Privacy risk management policies and procedures need to weight in how achievement may be supported or hampered by the organization current risk management practices.
Privacy risk management can be a means of supporting accountability at all organizational levels as it connects senior executives, who can communicate the organization’s privacy values and risk tolerance, to those at the business manager level, who can collaborate on the development and implementation of governance policies and procedures that support organizational privacy values.
Once the privacy risk management strategy is developed the organizational governance structure needs to uphold and enable an ongoing understanding of the organization’s risk management priorities. Governance focuses on organizational-level activities such as establishing organizational privacy values and policies, identifying regulatory requirements and understanding organizational risk tolerance that enable an organization to focus and prioritize its efforts, consistent with its risk management strategy and business needs.
Not least important is for organizations to develop and implement appropriate activities enabling individuals to have a reliable understanding and engage in a dialogue about how data are processed and the privacy risks associated with the type of processing. Both organizations and individuals may need to know how data are processed in order to manage privacy risk effectively.
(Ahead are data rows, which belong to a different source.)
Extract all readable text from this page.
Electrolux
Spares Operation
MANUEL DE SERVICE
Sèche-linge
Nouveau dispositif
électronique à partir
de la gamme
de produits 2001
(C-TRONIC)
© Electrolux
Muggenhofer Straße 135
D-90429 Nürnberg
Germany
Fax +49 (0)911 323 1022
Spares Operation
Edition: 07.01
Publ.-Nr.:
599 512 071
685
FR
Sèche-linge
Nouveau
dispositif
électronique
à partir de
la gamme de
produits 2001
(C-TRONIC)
Organizational practices that support communication may include: determining privacy requirements, enacting privacy requirements through formal agreement (e.g., contracts), communicating how those privacy requirements will be verified and validated, verifying that privacy requirements are met through a variety of assessment methodologies and governing and managing the above activities.
Protecting the data closes the circle with the prevention of security related incidents which can affect or even paralyze a company’s activity or even hit at its very core strategic business. Data are managed consistent with the organization’s risk strategy to protect individuals’ privacy and maintain data confidentiality, integrity, and availability whilst ensuring timely and reliable access to and use of information. While managing cybersecurity risk contributes to managing privacy risk, it is not sufficient, as privacy risks can also arise by means unrelated to cybersecurity incidents.
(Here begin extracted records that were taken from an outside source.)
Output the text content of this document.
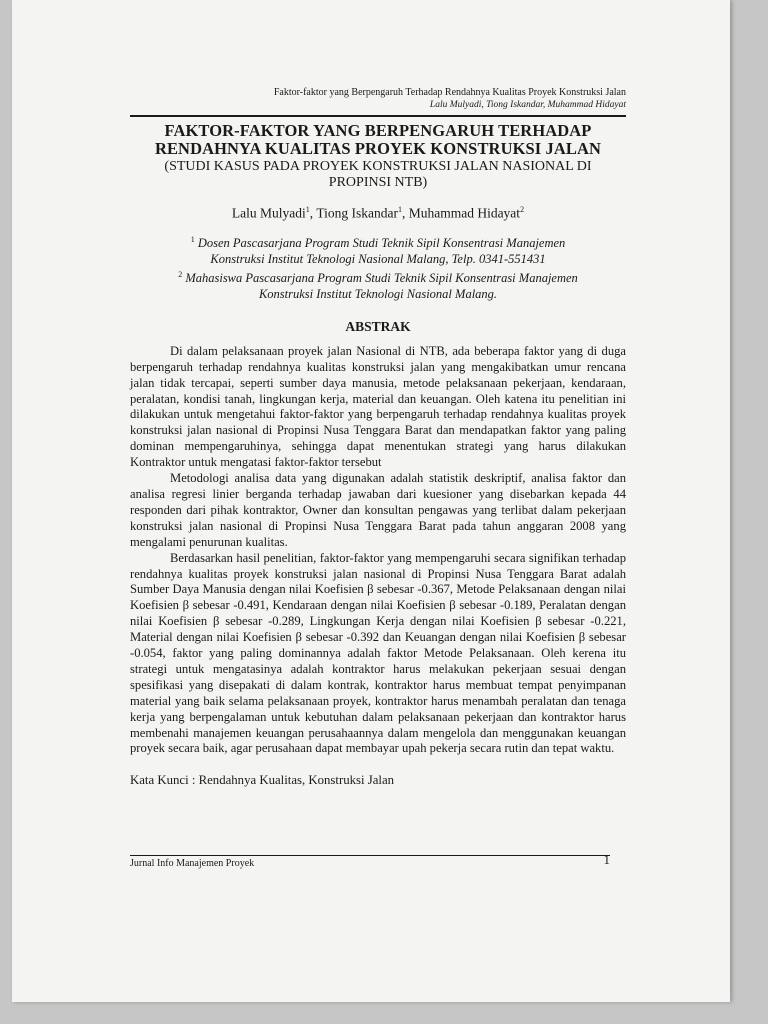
Faktor-faktor yang Berpengaruh Terhadap Rendahnya Kualitas Proyek Konstruksi Jalan
Lalu Mulyadi, Tiong Iskandar, Muhammad Hidayat
FAKTOR-FAKTOR YANG BERPENGARUH TERHADAP
RENDAHNYA KUALITAS PROYEK KONSTRUKSI JALAN
(STUDI KASUS PADA PROYEK KONSTRUKSI JALAN NASIONAL DI
PROPINSI NTB)
Lalu Mulyadi$^1$, Tiong Iskandar$^1$, Muhammad Hidayat$^2$
$^1$ Dosen Pascasarjana Program Studi Teknik Sipil Konsentrasi Manajemen
Konstruksi Institut Teknologi Nasional Malang, Telp. 0341-551431
$^2$ Mahasiswa Pascasarjana Program Studi Teknik Sipil Konsentrasi Manajemen
Konstruksi Institut Teknologi Nasional Malang.
ABSTRAK

Di dalam pelaksanaan proyek jalan Nasional di NTB, ada beberapa faktor yang di duga berpengaruh terhadap rendahnya kualitas konstruksi jalan yang mengakibatkan umur rencana jalan tidak tercapai, seperti sumber daya manusia, metode pelaksanaan pekerjaan, kendaraan, peralatan, kondisi tanah, lingkungan kerja, material dan keuangan. Oleh katena itu penelitian ini dilakukan untuk mengetahui faktor-faktor yang berpengaruh terhadap rendahnya kualitas proyek konstruksi jalan nasional di Propinsi Nusa Tenggara Barat dan mendapatkan faktor yang paling dominan mempengaruhinya, sehingga dapat menentukan strategi yang harus dilakukan Kontraktor untuk mengatasi faktor-faktor tersebut

Metodologi analisa data yang digunakan adalah statistik deskriptif, analisa faktor dan analisa regresi linier berganda terhadap jawaban dari kuesioner yang disebarkan kepada 44 responden dari pihak kontraktor, Owner dan konsultan pengawas yang terlibat dalam pekerjaan konstruksi jalan nasional di Propinsi Nusa Tenggara Barat pada tahun anggaran 2008 yang mengalami penurunan kualitas.

Berdasarkan hasil penelitian, faktor-faktor yang mempengaruhi secara signifikan terhadap rendahnya kualitas proyek konstruksi jalan nasional di Propinsi Nusa Tenggara Barat adalah Sumber Daya Manusia dengan nilai Koefisien β sebesar -0.367, Metode Pelaksanaan dengan nilai Koefisien β sebesar -0.491, Kendaraan dengan nilai Koefisien β sebesar -0.189, Peralatan dengan nilai Koefisien β sebesar -0.289, Lingkungan Kerja dengan nilai Koefisien β sebesar -0.221, Material dengan nilai Koefisien β sebesar -0.392 dan Keuangan dengan nilai Koefisien β sebesar -0.054, faktor yang paling dominannya adalah faktor Metode Pelaksanaan. Oleh kerena itu strategi untuk mengatasinya adalah kontraktor harus melakukan pekerjaan sesuai dengan spesifikasi yang disepakati di dalam kontrak, kontraktor harus membuat tempat penyimpanan material yang baik selama pelaksanaan proyek, kontraktor harus menambah peralatan dan tenaga kerja yang berpengalaman untuk kebutuhan dalam pelaksanaan pekerjaan dan kontraktor harus membenahi manajemen keuangan perusahaannya dalam mengelola dan menggunakan keuangan proyek secara baik, agar perusahaan dapat membayar upah pekerja secara rutin dan tepat waktu.

Kata Kunci : Rendahnya Kualitas, Konstruksi Jalan
Jurnal Info Manajemen Proyek	1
The core of a privacy risk assessment and management is not a checklist of actions to perform. An organization selects its approach consistent with its risk strategy to protect individuals’ privacy. An organization may not need to achieve every outcome or activity included on a list of activities to cover. It is expected that an organization will identify, select and prioritize its risks management efforts to meet its specific needs by considering its goals, roles in the data processing ecosystem or industry sector, legal and regulatory requirements and industry best practices, risk management priorities, and the privacy needs of individuals who are directly or indirectly served or affected by an organization’s systems, products, or services.
Effective privacy risk management requires an organization to understand its mission or business environment, its legal environment, its risk tolerance, the privacy risks engendered by its systems, products, or services and its roles in the data processing ecosystem.